Утром «Михаил Сомов» пришвартовался к этому причалу, но он чем-то понравился здоровенному столообразному айсбергу, который маячил милях в трех от нас. Через несколько часов он решительно направился к нам, и снова пришлось поспешно уносить ноги. Едва дождавшись, пока сбросили последний швартовый конец, он притерся на наше место, и эта коварная парочка вскоре скрылась за мысом Фильхнера.

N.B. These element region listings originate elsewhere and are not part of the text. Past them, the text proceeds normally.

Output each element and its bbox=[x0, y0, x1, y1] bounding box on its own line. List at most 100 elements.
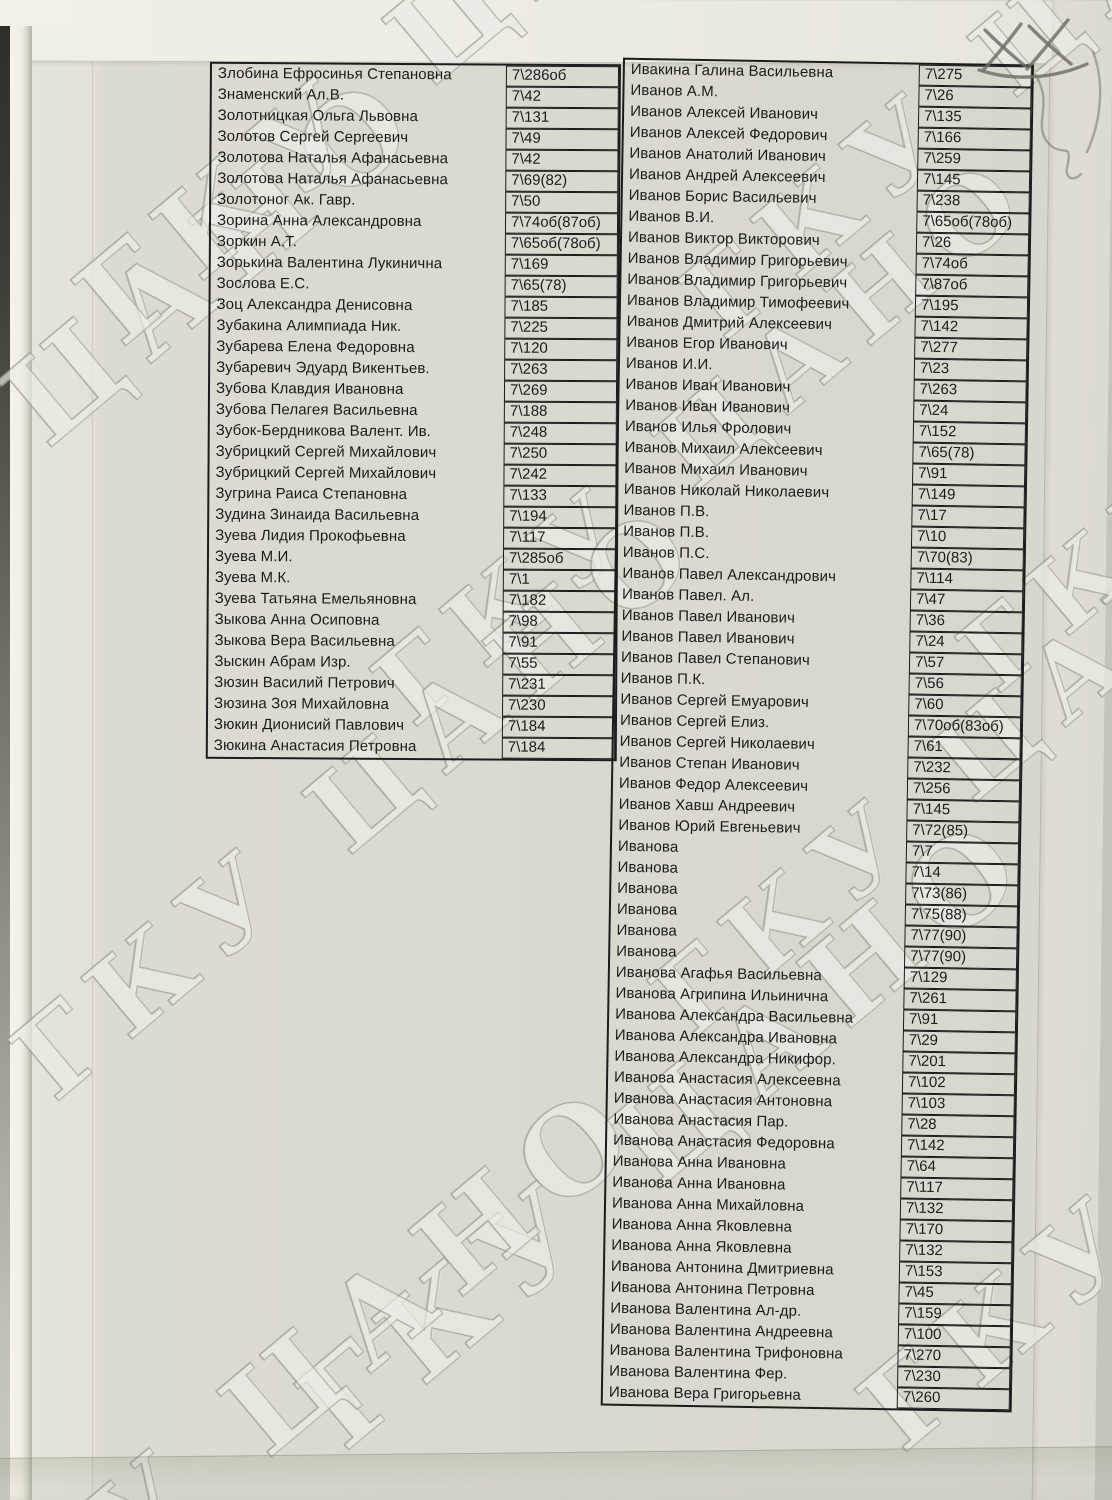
ref-number: 7\47 bbox=[909, 589, 1024, 613]
table-row: Зубаревич Эдуард Викентьев. 7\263 bbox=[210, 358, 618, 382]
ref-number: 7\195 bbox=[914, 295, 1029, 319]
ref-number: 7\74об bbox=[915, 253, 1029, 277]
ref-number: 7\248 bbox=[503, 422, 617, 445]
table-row: Зоц Александра Денисовна 7\185 bbox=[210, 295, 618, 319]
ref-number: 7\17 bbox=[911, 505, 1025, 529]
table-row: Зослова Е.С. 7\65(78) bbox=[211, 274, 618, 298]
ref-number: 7\77(90) bbox=[903, 946, 1018, 970]
ref-number: 7\61 bbox=[907, 736, 1021, 760]
ref-number: 7\145 bbox=[906, 799, 1020, 823]
ref-number: 7\14 bbox=[905, 862, 1019, 886]
person-name: Зюкина Анастасия Петровна bbox=[213, 736, 417, 756]
person-name: Злобина Ефросинья Степановна bbox=[217, 64, 452, 84]
paper-top-band bbox=[27, 0, 1053, 65]
person-name: Золотова Наталья Афанасьевна bbox=[217, 148, 449, 168]
person-name: Зоц Александра Денисовна bbox=[216, 295, 413, 315]
table-row: Зубарева Елена Федоровна 7\120 bbox=[210, 337, 618, 361]
person-name: Золотницкая Ольга Львовна bbox=[217, 106, 419, 126]
table-row: Зуева Лидия Прокофьевна 7\117 bbox=[209, 526, 617, 550]
page-edge-white bbox=[10, 0, 32, 1500]
ref-number: 7\57 bbox=[908, 652, 1023, 676]
ref-number: 7\230 bbox=[897, 1366, 1011, 1390]
ref-number: 7\91 bbox=[902, 1009, 1017, 1033]
table-row: Зюзин Василий Петрович 7\231 bbox=[208, 673, 616, 697]
ref-number: 7\7 bbox=[905, 841, 1020, 865]
ref-number: 7\263 bbox=[504, 359, 618, 382]
person-name: Иванова Вера Григорьевна bbox=[608, 1383, 802, 1404]
ref-number: 7\65(78) bbox=[912, 442, 1026, 466]
ref-number: 7\184 bbox=[501, 716, 616, 739]
ref-number: 7\102 bbox=[901, 1072, 1016, 1096]
person-name: Знаменский Ал.В. bbox=[217, 85, 345, 104]
ref-number: 7\238 bbox=[916, 190, 1030, 214]
table-row: Зыскин Абрам Изр. 7\55 bbox=[208, 652, 616, 676]
ref-number: 7\131 bbox=[505, 107, 619, 130]
person-name: Зубова Клавдия Ивановна bbox=[215, 379, 404, 398]
table-row: Золотоног Ак. Гавр. 7\50 bbox=[211, 190, 619, 214]
ref-number: 7\182 bbox=[502, 590, 616, 613]
ref-number: 7\132 bbox=[899, 1198, 1014, 1222]
ref-number: 7\65(78) bbox=[504, 275, 618, 298]
ref-number: 7\98 bbox=[502, 611, 616, 634]
ref-number: 7\72(85) bbox=[906, 820, 1020, 844]
person-name: Зюкин Дионисий Павлович bbox=[213, 715, 405, 734]
person-name: Зуева Лидия Прокофьевна bbox=[215, 526, 406, 545]
ref-number: 7\87об bbox=[915, 274, 1029, 298]
ref-number: 7\77(90) bbox=[904, 925, 1018, 949]
table-row: Зуева Татьяна Емельяновна 7\182 bbox=[209, 589, 616, 613]
ref-number: 7\142 bbox=[900, 1135, 1015, 1159]
ref-number: 7\73(86) bbox=[905, 883, 1019, 907]
ref-number: 7\1 bbox=[502, 569, 616, 592]
table-row: Зюкина Анастасия Петровна 7\184 bbox=[208, 736, 615, 760]
ref-number: 7\159 bbox=[898, 1303, 1012, 1327]
ref-number: 7\256 bbox=[906, 778, 1021, 802]
person-name: Золотоног Ак. Гавр. bbox=[217, 190, 356, 209]
ref-number: 7\277 bbox=[914, 337, 1028, 361]
ref-number: 7\29 bbox=[902, 1030, 1016, 1054]
ref-number: 7\117 bbox=[503, 527, 617, 550]
table-row: Зюзина Зоя Михайловна 7\230 bbox=[208, 694, 616, 718]
ref-number: 7\60 bbox=[908, 694, 1022, 718]
ref-number: 7\242 bbox=[503, 464, 617, 487]
ref-number: 7\50 bbox=[505, 191, 619, 214]
ref-number: 7\263 bbox=[913, 379, 1027, 403]
ref-number: 7\194 bbox=[503, 506, 617, 529]
ref-number: 7\170 bbox=[899, 1219, 1013, 1243]
ref-number: 7\132 bbox=[899, 1240, 1013, 1264]
table-row: Зыкова Вера Васильевна 7\91 bbox=[208, 631, 616, 655]
person-name: Золотова Наталья Афанасьевна bbox=[217, 169, 448, 189]
table-row: Зуева М.И. 7\285об bbox=[209, 547, 617, 571]
ref-number: 7\49 bbox=[505, 128, 619, 151]
ref-number: 7\250 bbox=[503, 443, 617, 466]
ref-number: 7\91 bbox=[502, 632, 616, 655]
table-row: Зугрина Раиса Степановна 7\133 bbox=[209, 484, 617, 508]
person-name: Зослова Е.С. bbox=[216, 274, 310, 293]
page-edge-shadow bbox=[0, 0, 10, 1500]
person-name: Зорина Анна Александровна bbox=[216, 211, 422, 231]
handwritten-xx-mark: XX bbox=[977, 18, 1102, 180]
person-name: Зорькина Валентина Лукинична bbox=[216, 253, 443, 273]
person-name: Зубакина Алимпиада Ник. bbox=[216, 316, 402, 335]
ref-number: 7\260 bbox=[896, 1387, 1011, 1411]
table-row: Зоркин А.Т. 7\65об(78об) bbox=[211, 232, 618, 256]
person-name: Зубаревич Эдуард Викентьев. bbox=[216, 358, 430, 378]
ref-number: 7\70об(83об) bbox=[907, 715, 1022, 739]
table-row: Золотова Наталья Афанасьевна 7\42 bbox=[211, 148, 619, 172]
ref-number: 7\188 bbox=[503, 401, 617, 424]
ref-number: 7\75(88) bbox=[904, 904, 1019, 928]
ref-number: 7\24 bbox=[909, 631, 1023, 655]
paper-crease bbox=[92, 0, 93, 1500]
name-index-table-left: Злобина Ефросинья Степановна 7\286об Зна… bbox=[205, 61, 621, 762]
table-row: Зубакина Алимпиада Ник. 7\225 bbox=[210, 316, 618, 340]
ref-number: 7\42 bbox=[505, 149, 619, 172]
ref-number: 7\70(83) bbox=[910, 547, 1024, 571]
person-name: Зубарева Елена Федоровна bbox=[216, 337, 415, 357]
ref-number: 7\45 bbox=[898, 1282, 1012, 1306]
person-name: Зоркин А.Т. bbox=[216, 232, 298, 251]
ref-number: 7\26 bbox=[915, 232, 1030, 256]
person-name: Зуева М.К. bbox=[214, 568, 291, 587]
ref-number: 7\261 bbox=[903, 988, 1017, 1012]
ref-number: 7\23 bbox=[913, 358, 1028, 382]
table-row: Зубрицкий Сергей Михайлович 7\250 bbox=[210, 442, 617, 466]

Все последующие поиски подходящих айсбергов ничего утешительного не принесли. Нам пришлось уходить в тот раз с рейда Мирного в расстроенных чувствах, выгрузив всего около половины необходимого груза. Это обстоятельство вынудило нас во время осеннего захода в Мирный в апреле использовать в безнадежно сложившейся ситуации любые возможности для разгрузки. И кое-чего нам удалось добиться.
Осенние хлопоты
Многие считают, что в Антарктике есть всего два времени года – зима и лето. Осень и весна – периоды межсезонья – слишком коротки и, казалось бы, не имеют четких погодных признаков. Но, с точки зрения проведения разгрузки, осень обладает присущими только ей особенностями. В этом можно убедиться, если предстоит швартовка к побережью где-нибудь в районе Мирного, Молодежной или в заливе Ленинградском между серединой марта и апреля. Этот интервал может быть растянут в сторону января и слегка ужат до двух-трех недель – все зависит от того, что, собственно говоря, понимать под антарктической осенью. Некоторые сугубо местные детали делают это время года запоминающимся. Я бы даже сказал, что в часы затишья и ясной солнечной погоды – явление редкое и неустойчивое в Антарктиде – к осени с полным основанием применим эпитет «золотая».
Для антарктической осени, пожалуй, наиболее характерной чертой является резкая смена ветрового режима. В начале февраля стоковый ветер начинает входить во вкус, дует уже часов по 12-14 кряду и берет себе тайм-аут только после обеда. Столбик ртути сползает в нижнюю часть шкалы термометра и застревает в районе отметки –20°С. Поверхность океана круто замешена тестообразной массой из снега и морской воды, которая в минуты затишья пытается превратиться в лед, но этому мешает периодически приходящая зыбь, ломающая тонкую ледяную корку.